During the debate, the then-head of Planned Parenthood in California said the wording was designed to close the “Catholic gap” in contraceptive coverage, Cox reported.
Pro-abortion rights groups like Emily’s List and NARAL are seeking to preserve the present language of the exemption.
Democrats for Life charged that these groups are “attempting to push the mandate beyond its hard won legislative intent” and are using “scare tactics” to convince supporters they risk losing birth control coverage.
Organization board member Stephen Schneck of the Institute for Policy Research & Catholics Studies at Catholic University of America invoked a previous controversy over the effects of the health care legislation.
He said the Emily’s List campaign is “as dishonest as the Republican campaign” to convince voters that the health care legislation funds abortion.
“The PPACA does not fund abortion and not one woman will lose access to birth control under the new law.
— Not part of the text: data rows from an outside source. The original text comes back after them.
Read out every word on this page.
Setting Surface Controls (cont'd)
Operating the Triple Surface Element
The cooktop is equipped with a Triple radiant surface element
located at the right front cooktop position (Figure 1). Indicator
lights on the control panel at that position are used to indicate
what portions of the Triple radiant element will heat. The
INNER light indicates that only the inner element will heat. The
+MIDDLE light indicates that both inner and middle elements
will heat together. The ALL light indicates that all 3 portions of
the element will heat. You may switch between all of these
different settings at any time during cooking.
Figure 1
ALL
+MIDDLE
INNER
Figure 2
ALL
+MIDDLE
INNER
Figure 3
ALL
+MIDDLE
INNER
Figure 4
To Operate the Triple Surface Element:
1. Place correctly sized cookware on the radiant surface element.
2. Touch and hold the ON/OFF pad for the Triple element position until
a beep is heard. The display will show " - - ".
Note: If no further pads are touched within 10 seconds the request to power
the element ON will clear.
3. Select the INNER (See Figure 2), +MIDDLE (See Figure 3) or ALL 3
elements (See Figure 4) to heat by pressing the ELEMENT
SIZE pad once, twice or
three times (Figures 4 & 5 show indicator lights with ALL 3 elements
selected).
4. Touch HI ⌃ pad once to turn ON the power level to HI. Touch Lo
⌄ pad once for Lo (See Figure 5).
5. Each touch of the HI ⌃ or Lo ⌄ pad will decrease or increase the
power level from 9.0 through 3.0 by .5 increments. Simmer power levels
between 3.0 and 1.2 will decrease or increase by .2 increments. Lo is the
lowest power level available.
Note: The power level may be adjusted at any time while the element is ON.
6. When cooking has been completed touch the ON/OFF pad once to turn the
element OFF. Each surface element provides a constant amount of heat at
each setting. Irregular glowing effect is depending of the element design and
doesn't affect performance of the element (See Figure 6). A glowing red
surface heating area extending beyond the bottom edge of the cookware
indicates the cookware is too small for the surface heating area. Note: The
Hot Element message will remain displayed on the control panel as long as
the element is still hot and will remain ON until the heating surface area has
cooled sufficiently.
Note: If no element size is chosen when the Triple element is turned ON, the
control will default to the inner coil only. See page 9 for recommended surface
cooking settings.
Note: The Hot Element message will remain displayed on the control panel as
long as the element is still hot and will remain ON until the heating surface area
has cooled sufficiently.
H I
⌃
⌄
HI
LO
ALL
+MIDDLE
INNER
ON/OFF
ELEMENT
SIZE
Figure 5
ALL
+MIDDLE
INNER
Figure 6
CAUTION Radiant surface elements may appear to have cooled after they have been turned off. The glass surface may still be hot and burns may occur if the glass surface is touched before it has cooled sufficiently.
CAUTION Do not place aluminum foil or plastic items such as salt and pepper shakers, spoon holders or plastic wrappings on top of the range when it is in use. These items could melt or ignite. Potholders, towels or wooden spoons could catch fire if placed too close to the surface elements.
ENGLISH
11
In fact, millions of women will now receive free birth control under that law,” he said.
Democrats for Life said that the campaign to preserve the narrow exemption could mean that “millions of Americans” will lose access to employer-sponsored health care. The organization cited the remarks of University of Notre Dame president Fr. John I. Jenkins, who said the rules would force the university either to violate Catholic moral teaching by paying for contraception and sterilization, or to violate Catholic social teaching by discontinuing employee and student health care plans.
“Common sense would say health insurance, even if it does not include contraception coverage, is better than no insurance at all,” Dahlkemper said. “If common sense prevails, the final rule will allow fair conscience protections that will not force religious institutions (to) choose between social teaching and moral teaching.”
In his testimony before the House subcommittee, Cox recommended that Health and Human Services use the broader definition of religious employer provided in the Internal Revenue Code. It should also amend the rule to ensure that individuals and non-religious employers are similarly protected, he said.
The proposed rules are set to take effect in August 2012.